Lecturers' union accuses health and safety watchdogs of paying lip service to tackling stress, unreasonable workloads and bullying in the sector, reports Phil Baty
Stress and other work-related illnesses in higher education could rocket in the wake of plans to "water down" enforcement of the law governing health and safety at work, the lecturers' union has warned.
The University and College Union this week demanded that the Government abandon plans to reduce the regulatory burden on employers by shifting towards a "guidance" based approach by the Health and Safety Executive, which reduces the need for "enforcement" action.
The UCU said that the HSE should be using its regulatory and enforcement powers more, not less, in an age where stress and other problems were on the rise.
Roger Kline, head of equality and employment rights at the UCU, said that managers in colleges and universities were paying "lip service" to issues such as stress and bullying at work and other "modern workplace hazards".
"Encouragement has proved insufficient to motivate most further and higher education employers to act," he said.
"If the HSE continues to move away from enforcement - and if there is no cultural change by college and university employers - we shall see more not less serious illness, injury and absence."

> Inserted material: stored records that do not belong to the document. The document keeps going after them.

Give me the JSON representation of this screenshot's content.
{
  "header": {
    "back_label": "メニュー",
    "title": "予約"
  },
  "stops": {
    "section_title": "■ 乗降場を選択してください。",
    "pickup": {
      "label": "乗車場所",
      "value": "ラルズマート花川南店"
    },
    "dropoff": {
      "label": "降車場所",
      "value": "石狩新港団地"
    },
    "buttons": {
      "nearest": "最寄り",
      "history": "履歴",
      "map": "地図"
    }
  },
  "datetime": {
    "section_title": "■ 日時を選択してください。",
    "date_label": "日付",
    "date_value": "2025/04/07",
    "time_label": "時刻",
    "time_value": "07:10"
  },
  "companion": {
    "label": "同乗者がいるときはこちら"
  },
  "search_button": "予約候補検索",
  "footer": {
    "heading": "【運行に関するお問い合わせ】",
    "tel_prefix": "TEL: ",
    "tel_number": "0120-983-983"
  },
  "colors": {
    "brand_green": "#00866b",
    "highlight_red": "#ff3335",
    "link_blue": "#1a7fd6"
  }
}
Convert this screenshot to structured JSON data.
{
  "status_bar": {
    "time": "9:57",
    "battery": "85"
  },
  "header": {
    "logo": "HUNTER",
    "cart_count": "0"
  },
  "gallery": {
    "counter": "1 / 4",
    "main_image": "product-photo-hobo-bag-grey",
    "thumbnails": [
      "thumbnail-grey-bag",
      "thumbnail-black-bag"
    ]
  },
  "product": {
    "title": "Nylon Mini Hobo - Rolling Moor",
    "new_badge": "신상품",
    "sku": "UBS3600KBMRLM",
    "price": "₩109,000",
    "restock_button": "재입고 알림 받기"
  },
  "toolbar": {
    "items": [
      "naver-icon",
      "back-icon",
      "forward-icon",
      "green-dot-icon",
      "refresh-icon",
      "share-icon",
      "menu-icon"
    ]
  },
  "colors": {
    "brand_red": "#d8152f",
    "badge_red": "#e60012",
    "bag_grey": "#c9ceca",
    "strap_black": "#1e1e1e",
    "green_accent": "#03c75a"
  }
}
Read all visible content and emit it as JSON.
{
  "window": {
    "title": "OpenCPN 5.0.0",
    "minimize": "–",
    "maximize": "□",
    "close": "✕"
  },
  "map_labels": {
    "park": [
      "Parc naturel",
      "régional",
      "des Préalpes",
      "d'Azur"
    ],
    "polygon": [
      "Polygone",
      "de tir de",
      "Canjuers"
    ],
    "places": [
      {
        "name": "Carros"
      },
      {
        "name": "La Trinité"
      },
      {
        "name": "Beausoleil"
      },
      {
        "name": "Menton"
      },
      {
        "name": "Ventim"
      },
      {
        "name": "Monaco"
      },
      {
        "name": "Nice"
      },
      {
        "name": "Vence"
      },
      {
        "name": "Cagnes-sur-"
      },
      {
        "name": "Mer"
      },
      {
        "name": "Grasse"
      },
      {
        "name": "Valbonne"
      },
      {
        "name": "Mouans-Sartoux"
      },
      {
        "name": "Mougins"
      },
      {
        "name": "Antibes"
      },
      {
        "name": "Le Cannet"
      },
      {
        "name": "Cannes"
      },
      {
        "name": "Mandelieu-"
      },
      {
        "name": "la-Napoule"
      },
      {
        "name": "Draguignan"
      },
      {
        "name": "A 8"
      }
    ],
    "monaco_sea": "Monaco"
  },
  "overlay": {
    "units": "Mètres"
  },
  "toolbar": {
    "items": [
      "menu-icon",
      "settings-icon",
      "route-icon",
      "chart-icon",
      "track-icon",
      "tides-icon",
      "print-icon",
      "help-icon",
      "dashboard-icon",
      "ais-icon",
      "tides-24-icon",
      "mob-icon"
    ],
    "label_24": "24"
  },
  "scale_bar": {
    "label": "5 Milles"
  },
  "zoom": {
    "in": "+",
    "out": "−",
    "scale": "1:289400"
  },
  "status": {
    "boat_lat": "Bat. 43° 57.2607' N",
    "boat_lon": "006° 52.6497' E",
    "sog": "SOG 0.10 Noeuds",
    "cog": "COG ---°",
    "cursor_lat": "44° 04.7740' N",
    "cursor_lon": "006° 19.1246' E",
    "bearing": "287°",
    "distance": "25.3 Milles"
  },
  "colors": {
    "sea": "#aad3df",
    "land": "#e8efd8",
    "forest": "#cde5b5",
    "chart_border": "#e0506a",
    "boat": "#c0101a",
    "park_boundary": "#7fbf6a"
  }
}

A survey earlier this year found that levels of psychological distress among academics can exceed those in high-stress occupations such as accident and emergency doctors and nurses. The report, Wellbeing in the UK Academy, 1998-2004 , found that 49 per cent of academics had stress levels requiring treatment, compared with 44 per cent of A&E consultants and per cent of the general population.
Some 62 per cent of academics said they were not coping with the demands of their jobs.
"While colleges and universities do not have the same intensity of physical hazards as some other sectors, there are major health and safety concerns,"
Mr Kline said. "Stress levels in education, for example, are twice the national average for all sectors. Repetitive strain injury is a serious issue for many keyboard workers.
"The HSE does not enforce occupational health issues as it should. It will ensure that a hole in a floor is fixed or that a guard on a machine is replaced if someone's fingers are cut off, but it has to be pushed on health issues such as stress.
"It has failed to adapt to the modern world and the modern workplace - and so have further and higher education employers."
He said that the recent suicide of an academic at Kingston University, which an inquest had linked to work pressures, showed how important the issue had become.
"People don't often get crushed in roof-falls in coal mines any more but they do get crushed by workloads - as a recent tragedy has shown.
"There is also the question of the bullying that can follow the pressures put on managers to achieve unrealistic targets," he said.
The UCU said that while the HSE was implementing its new strategy to move away from hands-on workplace inspections, figures for fatalities and major injury rates across the UK were rising.